Find Logos or Products in Images
Detect if a social post contains a specific branded item and create descriptions for each instance.

eyepop.describe.product-placement:latest
You are given an image of a social media post. Your task is to visually inspect the image and determine if a specific target product is present.
TARGET PRODUCT: A bright neon-blue aluminum soda can featuring a bold yellow lightning-bolt logo on the front.
Return ONLY valid...
...Run the full prompt in your EyePop.ai dashboard
Model type
EyePop.ai VLM
How It Works
Tracking product placement and brand visibility in social media feeds means ensuring contracted items appear correctly and also discovering organic appearances in UGC (user-generated content). Manually scrubbing through hundreds of influencer posts and stories across platforms to track a single product is inefficient and unscalable.

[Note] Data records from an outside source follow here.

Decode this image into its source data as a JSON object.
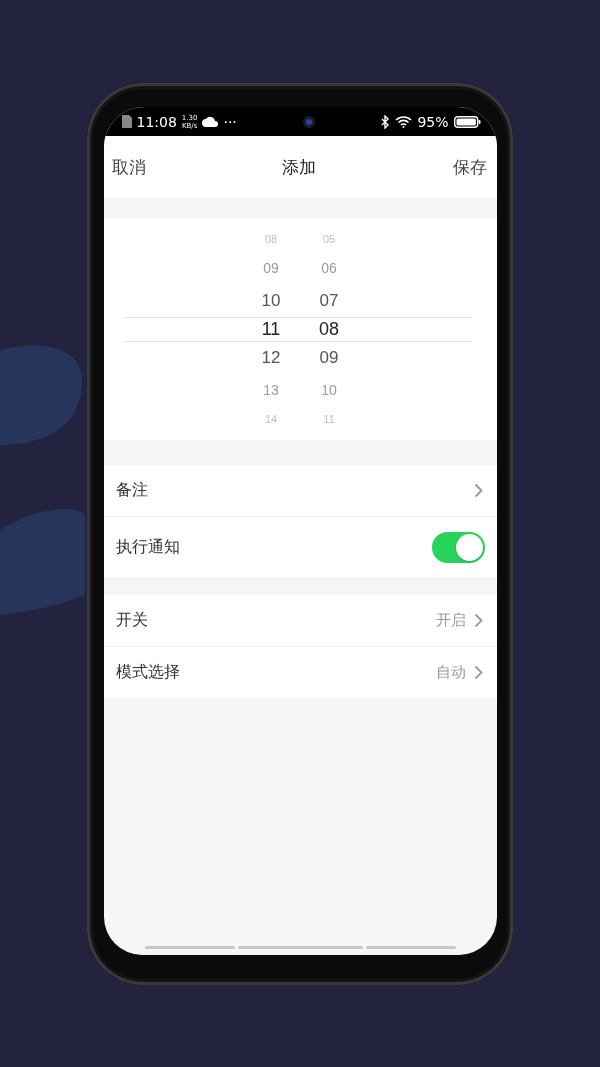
{
  "status_bar": {
    "time": "11:08",
    "speed": "1.30",
    "speed_unit": "KB/s",
    "more": "···",
    "battery": "95%"
  },
  "nav": {
    "left": "取消",
    "title": "添加",
    "right": "保存"
  },
  "picker": {
    "columns": [
      {
        "items": [
          {
            "label": "08",
            "selected": false
          },
          {
            "label": "09",
            "selected": false
          },
          {
            "label": "10",
            "selected": false
          },
          {
            "label": "11",
            "selected": true
          },
          {
            "label": "12",
            "selected": false
          },
          {
            "label": "13",
            "selected": false
          },
          {
            "label": "14",
            "selected": false
          }
        ]
      },
      {
        "items": [
          {
            "label": "05",
            "selected": false
          },
          {
            "label": "06",
            "selected": false
          },
          {
            "label": "07",
            "selected": false
          },
          {
            "label": "08",
            "selected": true
          },
          {
            "label": "09",
            "selected": false
          },
          {
            "label": "10",
            "selected": false
          },
          {
            "label": "11",
            "selected": false
          }
        ]
      }
    ]
  },
  "sections": [
    {
      "rows": [
        {
          "kind": "link",
          "label": "备注"
        },
        {
          "kind": "toggle",
          "label": "执行通知",
          "on": true
        }
      ]
    },
    {
      "rows": [
        {
          "kind": "link",
          "label": "开关",
          "value": "开启"
        },
        {
          "kind": "link",
          "label": "模式选择",
          "value": "自动"
        }
      ]
    }
  ]
}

The Describe task on the Abilities tab can act as a tool, determining if a post contains a specific branded item and creates a description for each instance.
For example, whether during a sponsored post or an organic viral story, the photo should be flagged with the label target_product if it clearly shows the dedicated product, in this case, a neon-blue aluminum soda.
For example, if the image below is an influencer’s story post and our brand is the blue soda can, then the model should examine the image and categorize the data into specific fields. For example, the model will state target_product as found and set the description as ”The neon-blue aluminum soda can with a bold yellow lightning-bolt logo is sitting on a marble vanity table, surrounded by makeup brushes and palettes.”.

Our expected inputs are images of social media posts, and the expected output will be a structured text format, a JSON file for this example, containing the extracted information from the images.
UI Tutorial
First, let’s define the ability:
from eyepop import EyePopSdk
from eyepop.data.data_types import InferRuntimeConfig, VlmAbilityGroupCreate, VlmAbilityCreate, TransformInto
from eyepop.worker.worker_types import CropForward, ForwardComponent, FullForward, InferenceComponent, Pop
import json
ability_prototypes = [
VlmAbilityCreate(
name=f"{NAMESPACE_PREFIX}.describe.product-placement",
description="Identify brand product placement in the images",
worker_release="qwen3-instruct",
text_prompt=product_prompt,
transform_into=TransformInto(),
config=InferRuntimeConfig(
max_new_tokens=450,
image_size=512
),
is_public=False
)
]
The prompt we can use here is:
"You are given an image of a social media post. Your task is to visually inspect the image and determine if a specific target product is present.
TARGET PRODUCT: A bright neon-blue aluminum soda can featuring a bold yellow lightning-bolt logo on the front.
Return ONLY valid..."
Next, we can actually create the ability with the following code:
with EyePopSdk.dataEndpoint(api_key=EYEPOP_API_KEY, account_id=EYEPOP_ACCOUNT_ID) as endpoint:
for ability_prototype in ability_prototypes:
ability_group = endpoint.create_vlm_ability_group(VlmAbilityGroupCreate(
name=ability_prototype.name,
description=ability_prototype.description,
default_alias_name=ability_prototype.name,
))
ability = endpoint.create_vlm_ability(
create=ability_prototype,
vlm_ability_group_uuid=ability_group.uuid,
)
ability = endpoint.publish_vlm_ability(
vlm_ability_uuid=ability.uuid,
alias_name=ability_prototype.name,
)
ability = endpoint.add_vlm_ability_alias(
vlm_ability_uuid=ability.uuid,
alias_name=ability_prototype.name,
tag_name="latest"
)
print(f"created ability {ability.uuid} with alias entries {ability.alias_entries}")
That’s it! To run the prompt against an image here is some sample evaluation code:
from pathlib import Path
pop = Pop(components=[
InferenceComponent(
ability=f"{NAMESPACE_PREFIX}.describe.product-placement:latest",
)
])
img_path = "content/sample_img.png" # Add path to image
with EyePopSdk.workerEndpoint(api_key=EYEPOP_API_KEY) as endpoint:
endpoint.set_pop(pop)
sample_img_path = Path(img_path)
job = endpoint.upload(sample_img_path)
while result := job.predict():
print(json.dumps(result, indent=2))
print("Done")
After running the evaluation you can see what the model labelled and compare it to your source of truth. With this, you can improve your prompts and thus improve your accuracy.